POWERNAP – OREOSMITH
(Klownhouse Recordz)

Mit diesem Mini-Album melden sich die Kanadier von POWERNAP erstmals zu Wort und präsentieren sechs Lieder, die die Band selbst als Punkrock bezeichnet. Ich selbst finde das trifft nicht unbedingt auf alle Songs zu, aber der Punkrock-Einfluss ist dennoch nicht von der Hand zu weisen.

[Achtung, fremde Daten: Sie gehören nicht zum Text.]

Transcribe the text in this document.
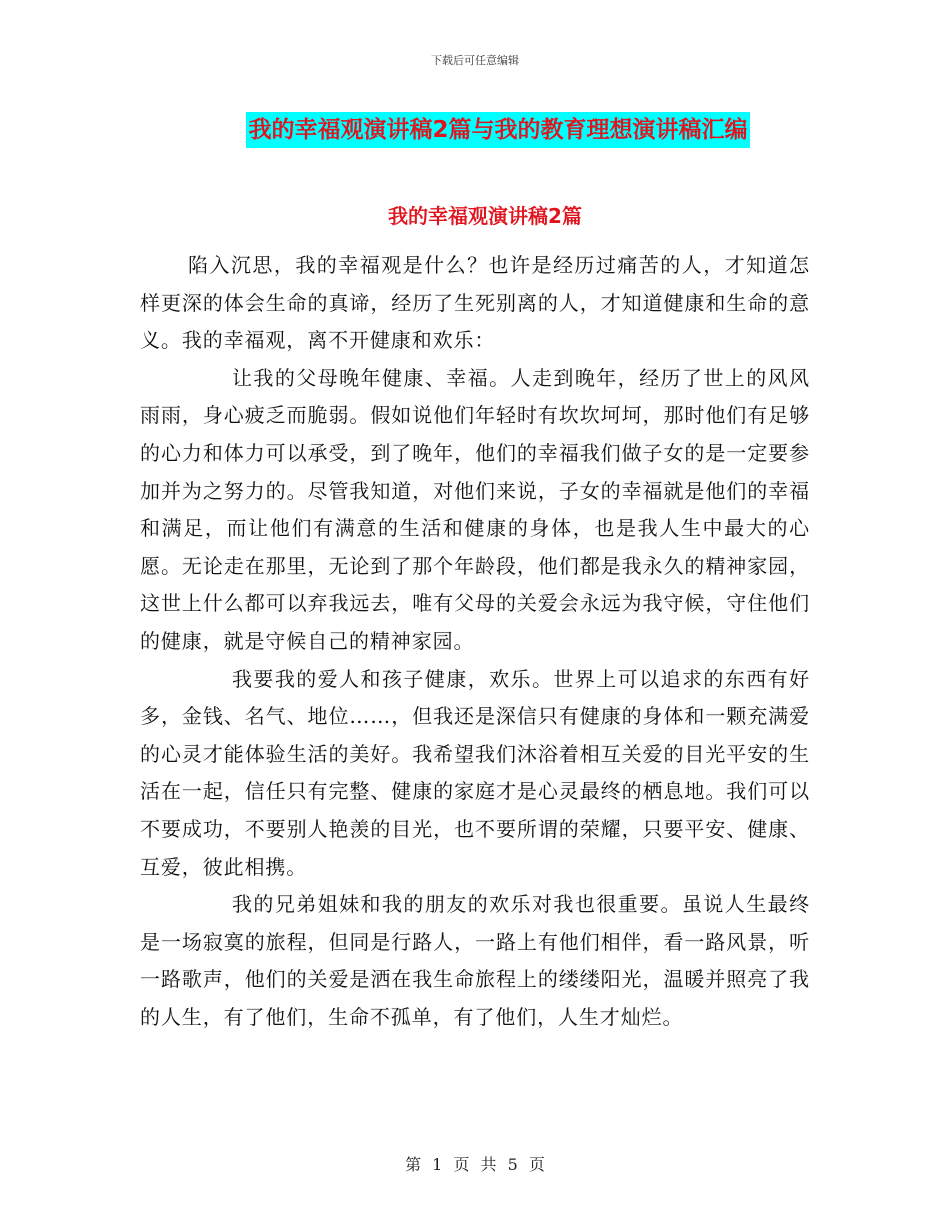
下载后可任意编辑
我的幸福观演讲稿2篇与我的教育理想演讲稿汇编
我的幸福观演讲稿2篇

陷入沉思，我的幸福观是什么？也许是经历过痛苦的人，才知道怎样更深的体会生命的真谛，经历了生死别离的人，才知道健康和生命的意义。我的幸福观，离不开健康和欢乐：

让我的父母晚年健康、幸福。人走到晚年，经历了世上的风风雨雨，身心疲乏而脆弱。假如说他们年轻时有坎坎坷坷，那时他们有足够的心力和体力可以承受，到了晚年，他们的幸福我们做子女的是一定要参加并为之努力的。尽管我知道，对他们来说，子女的幸福就是他们的幸福和满足，而让他们有满意的生活和健康的身体，也是我人生中最大的心愿。无论走在那里，无论到了那个年龄段，他们都是我永久的精神家园，这世上什么都可以弃我远去，唯有父母的关爱会永远为我守候，守住他们的健康，就是守候自己的精神家园。

我要我的爱人和孩子健康，欢乐。世界上可以追求的东西有好多，金钱、名气、地位……，但我还是深信只有健康的身体和一颗充满爱的心灵才能体验生活的美好。我希望我们沐浴着相互关爱的目光平安的生活在一起，信任只有完整、健康的家庭才是心灵最终的栖息地。我们可以不要成功，不要别人艳羡的目光，也不要所谓的荣耀，只要平安、健康、互爱，彼此相携。

我的兄弟姐妹和我的朋友的欢乐对我也很重要。虽说人生最终是一场寂寞的旅程，但同是行路人，一路上有他们相伴，看一路风景，听一路歌声，他们的关爱是洒在我生命旅程上的缕缕阳光，温暖并照亮了我的人生，有了他们，生命不孤单，有了他们，人生才灿烂。

第 1 页 共 5 页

Die ersten drei Stücke würde ich eher in der melodischen Power-Rock-Ecke verorten. In mittlerem Tempo und mit leicht poppigem Einschlag verbreitet das Quintett textlich gesehen gute Laune. Musikalisch schwingt aber auch immer ein bisschen Melancholie mit. So ergibt sich ein doch eher unspektakulärer, zurückhaltender Sound, der mehr dazu einlädt in Gedanken zu schwelgen, als ekstatisch das Tanzbein zu schwingen. Beim vierten und auch eindeutig kürzesten Song gibt man dann etwas mehr Gas, nur um dann auch gleich wieder auf die Bremse zu treten. Beim letzten Stück legt man dann allerdings nochmals etwas an Tempo zu, bleibt dabei aber doch weitgehend farblos. Die Melodien erweisen sich ebenso als recht gewöhnlich, ohne großen Schnickschnack  und durchaus massenkompatibel. Die Produktion ist gut gelungen, aber irgendwie macht sich, die beiden flotteren Lieder mal ausgenommen, kein richtiger Druck oder Vorwärtsdrang bemerkbar, so dass die Scheibe doch ziemlich gemächlich daher kommt.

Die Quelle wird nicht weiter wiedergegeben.